Hello and welcome, yes, posts in "Stuff and Bother" and "The Green Dragon Inn" don't count.


----------



## Jericho (Mar 21, 2003)

*....Pffffth.*

Pssh! That's just evil... because I'm doing my roleplaying there. 
-sigh-
...Oh well... I suppose I'll hafta get over it.
Thanks for your help.


----------



## Talierin (Mar 21, 2003)

Why are you doing your roleplaying there??? It belongs in the roleplaying section and not there....


----------



## Jericho (Mar 21, 2003)

*Meh.*

Because I felt like it. And because I got invited to rp there whit' a friend. And because... I dunno. Just because. I like it there, I suppose.


----------



## Talierin (Mar 21, 2003)

Well, I moved it to the rp section under serious.... we try to keep things where they belong here...


----------



## Jericho (Mar 21, 2003)

*bum.*

I was gonna get over it not counting posts in The Green Dragon, but... fine. Doesn't really affect me that much. Although it'll probably confuse Lita a bit.
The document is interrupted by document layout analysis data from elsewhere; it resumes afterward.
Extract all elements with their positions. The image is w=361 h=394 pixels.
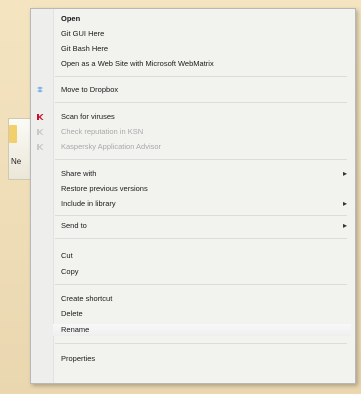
menu-item-delete[interactable]: Delete [31, 307, 355, 321]
menu-item-label: Create shortcut [61, 294, 113, 303]
menu-item-move-to-dropbox[interactable]: Move to Dropbox [31, 83, 355, 97]
file-tab-accent [9, 125, 17, 143]
menu-item-send-to[interactable]: Send to ▸ [31, 219, 355, 233]
menu-item-share-with[interactable]: Share with ▸ [31, 167, 355, 181]
menu-item-label: Restore previous versions [61, 184, 148, 193]
menu-item-rename[interactable]: Rename [31, 323, 355, 337]
desktop-file-label: Ne [11, 157, 22, 166]
submenu-arrow-icon: ▸ [342, 169, 347, 178]
menu-separator [55, 76, 347, 77]
menu-item-label: Copy [61, 267, 79, 276]
menu-separator [55, 215, 347, 216]
menu-item-label: Move to Dropbox [61, 85, 119, 94]
menu-item-label: Open [61, 14, 81, 23]
menu-item-check-reputation: Check reputation in KSN [31, 125, 355, 139]
menu-item-label: Rename [61, 325, 90, 334]
menu-item-git-bash[interactable]: Git Bash Here [31, 42, 355, 56]
menu-separator [55, 343, 347, 344]
menu-item-label: Scan for viruses [61, 112, 115, 121]
menu-item-include-in-library[interactable]: Include in library ▸ [31, 197, 355, 211]
menu-separator [55, 102, 347, 103]
context-menu: Open Git GUI Here Git Bash Here Open as … [30, 8, 356, 384]
menu-item-label: Kaspersky Application Advisor [61, 142, 162, 151]
menu-separator [55, 238, 347, 239]
menu-item-cut[interactable]: Cut [31, 249, 355, 263]
menu-item-open[interactable]: Open [31, 12, 355, 26]
menu-item-label: Check reputation in KSN [61, 127, 144, 136]
menu-item-properties[interactable]: Properties [31, 352, 355, 366]
menu-item-copy[interactable]: Copy [31, 265, 355, 279]
menu-item-label: Cut [61, 251, 73, 260]
menu-item-label: Git Bash Here [61, 44, 109, 53]
menu-item-label: Include in library [61, 199, 116, 208]
kaspersky-reputation-icon [36, 128, 44, 136]
menu-item-git-gui[interactable]: Git GUI Here [31, 27, 355, 41]
menu-item-create-shortcut[interactable]: Create shortcut [31, 292, 355, 306]
menu-item-restore-versions[interactable]: Restore previous versions [31, 182, 355, 196]
menu-item-label: Send to [61, 221, 87, 230]
menu-separator [55, 284, 347, 285]
menu-item-label: Delete [61, 309, 83, 318]
menu-item-label: Open as a Web Site with Microsoft WebMat… [61, 59, 214, 68]
dropbox-icon [36, 86, 44, 94]
menu-item-kaspersky-advisor: Kaspersky Application Advisor [31, 140, 355, 154]
kaspersky-advisor-icon [36, 143, 44, 151]
menu-item-open-webmatrix[interactable]: Open as a Web Site with Microsoft WebMat… [31, 57, 355, 71]
menu-item-scan-for-viruses[interactable]: Scan for viruses [31, 110, 355, 124]
submenu-arrow-icon: ▸ [342, 199, 347, 208]
kaspersky-scan-icon [36, 113, 44, 121]
menu-item-label: Properties [61, 354, 96, 363]
menu-item-label: Git GUI Here [61, 29, 105, 38]
menu-item-label: Share with [61, 169, 97, 178]
menu-separator [55, 159, 347, 160]
submenu-arrow-icon: ▸ [342, 221, 347, 230]
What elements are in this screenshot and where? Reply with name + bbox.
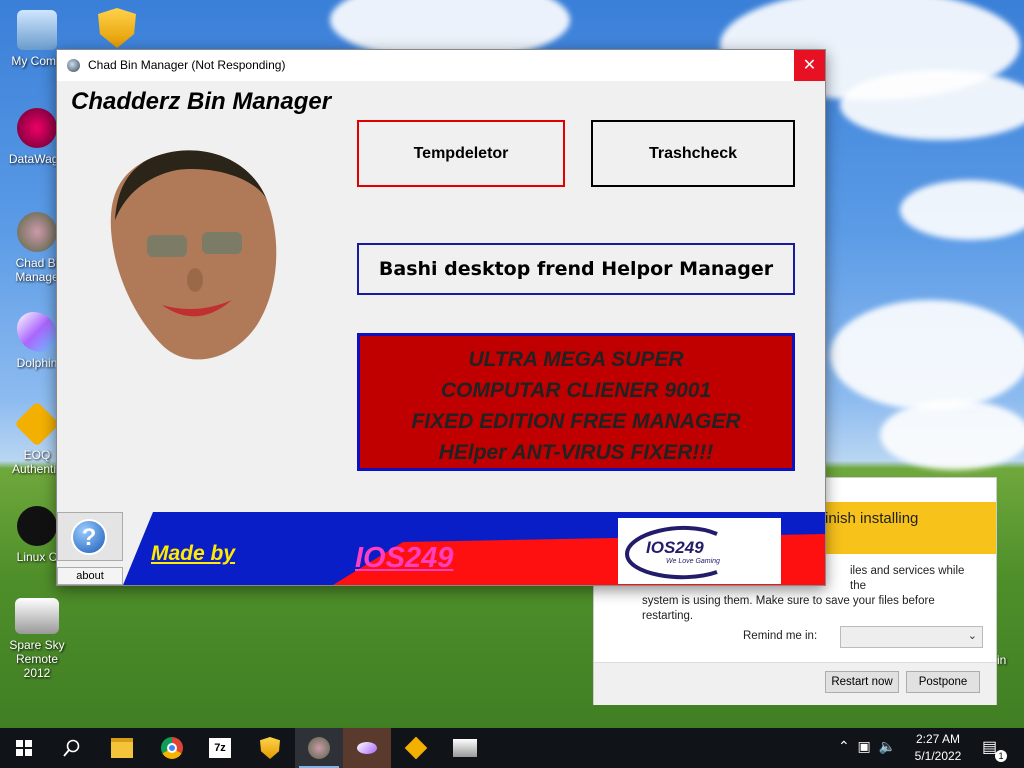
computer-icon: [17, 10, 57, 50]
help-button[interactable]: ?: [57, 512, 123, 561]
taskbar-chrome[interactable]: [148, 728, 196, 768]
tempdeletor-button[interactable]: Tempdeletor: [357, 120, 565, 187]
clock-date: 5/1/2022: [914, 749, 962, 763]
close-button[interactable]: ✕: [794, 50, 825, 81]
taskbar-7zip[interactable]: 7z: [196, 728, 244, 768]
taskbar-file-explorer[interactable]: [98, 728, 146, 768]
notification-badge: 1: [995, 750, 1007, 762]
chad-bin-manager-window: Chad Bin Manager (Not Responding) ✕ Chad…: [56, 49, 826, 586]
chad-face-icon: [308, 737, 330, 759]
taskbar: 7z ⌃ ▣ 🔈 2:27 AM 5/1/2022 ▤ 1: [0, 728, 1024, 768]
taskbar-dolphin[interactable]: [343, 728, 391, 768]
security-shield-desktop-icon[interactable]: [98, 8, 136, 48]
restart-now-button[interactable]: Restart now: [825, 671, 899, 693]
desktop-partial-label: in: [997, 653, 1007, 667]
postpone-button[interactable]: Postpone: [906, 671, 980, 693]
remind-label: Remind me in:: [743, 630, 818, 642]
chad-face-image: [110, 150, 277, 360]
eoq-icon: [14, 401, 60, 447]
ios249-logo: IOS249 We Love Gaming: [618, 518, 781, 584]
taskbar-eoq[interactable]: [392, 728, 440, 768]
windows-icon: [16, 740, 32, 756]
shield-icon: [260, 737, 280, 759]
update-body-line: restarting.: [642, 610, 694, 622]
dolphin-icon: [17, 312, 57, 352]
search-icon: [63, 739, 80, 757]
update-body-line: system is using them. Make sure to save …: [642, 595, 935, 607]
ultra-cleaner-button[interactable]: ULTRA MEGA SUPER COMPUTAR CLIENER 9001 F…: [357, 333, 795, 471]
ultra-line: FIXED EDITION FREE MANAGER: [411, 410, 741, 433]
help-icon: ?: [71, 519, 107, 555]
clock[interactable]: 2:27 AM 5/1/2022: [912, 731, 964, 765]
clock-time: 2:27 AM: [915, 732, 961, 746]
linux-icon: [17, 506, 57, 546]
update-dialog-title: inish installing: [825, 510, 919, 527]
search-button[interactable]: [48, 728, 96, 768]
sky-remote-icon: [15, 598, 59, 634]
ultra-line: HElper ANT-VIRUS FIXER!!!: [438, 441, 714, 464]
folder-icon: [111, 738, 133, 758]
7zip-icon: 7z: [209, 738, 231, 758]
start-button[interactable]: [0, 728, 48, 768]
datawago-icon: [17, 108, 57, 148]
ultra-line: ULTRA MEGA SUPER: [468, 348, 684, 371]
taskbar-sky-remote[interactable]: [441, 728, 489, 768]
app-heading: Chadderz Bin Manager: [71, 88, 332, 115]
eoq-icon: [404, 736, 428, 760]
dolphin-icon: [357, 742, 377, 754]
taskbar-chad-bin-manager[interactable]: [295, 728, 343, 768]
about-button[interactable]: about: [57, 567, 123, 585]
title-bar[interactable]: Chad Bin Manager (Not Responding) ✕: [57, 50, 825, 81]
chevron-up-icon[interactable]: ⌃: [838, 738, 850, 754]
desktop-icon-sky-remote[interactable]: Spare Sky Remote 2012: [2, 598, 72, 680]
sky-remote-icon: [453, 739, 477, 757]
chrome-icon: [161, 737, 183, 759]
chevron-down-icon: ⌄: [967, 630, 977, 642]
window-title: Chad Bin Manager (Not Responding): [88, 58, 286, 72]
network-icon[interactable]: ▣: [858, 738, 871, 754]
chad-face-icon: [17, 212, 57, 252]
author-text: IOS249: [355, 542, 454, 574]
bashi-helper-button[interactable]: Bashi desktop frend Helpor Manager: [357, 243, 795, 295]
trashcheck-button[interactable]: Trashcheck: [591, 120, 795, 187]
logo-subtext: We Love Gaming: [666, 558, 720, 565]
volume-icon[interactable]: 🔈: [879, 738, 896, 754]
taskbar-security-shield[interactable]: [246, 728, 294, 768]
ultra-line: COMPUTAR CLIENER 9001: [440, 379, 712, 402]
remind-select[interactable]: ⌄: [840, 626, 983, 648]
logo-text: IOS249: [646, 538, 704, 557]
app-icon: [67, 59, 80, 72]
desktop-icon-label: Spare Sky Remote 2012: [9, 638, 65, 680]
made-by-text: Made by: [151, 542, 236, 565]
system-tray[interactable]: ⌃ ▣ 🔈: [838, 738, 896, 755]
Again, we'll survive.
...Reminds me why I don't play in ubermoderated "freeform" places often... >.< There's plenty of people rping in The Green Dragon, just not to the extend that Calime and I are...
-snorts indignantly-


----------



## Talierin (Mar 21, 2003)

The GD is specifically for Inn threads... we've had problems with them in the past cause of the amount of spam they tend to create and decided to make a section just for them where they could post to their heart's content without the post counts. And all you need to do is pm your friend and tell her/him where it's moved to....


----------



## CelebrianTiwele (Mar 22, 2003)

but it was in an inn. the green dragon inn. and i thot the green dragon was for RPers. oh well. i'll live. Cir won't delete it will he. i posted there about it.


----------



## Talierin (Mar 22, 2003)

Oh, was it? Ah well, I still think it fits better in the rp section anyways. Uhh, I'd pm him about it and ask, but he shouldn't... it seems to be a good quality rp.


----------



## CelebrianTiwele (Mar 22, 2003)

::raises eyebrow:: we have to ask because someone moved our RP to a different section? that makes no sense. sorry if i sound like a brat. maybe not enough sleep.


----------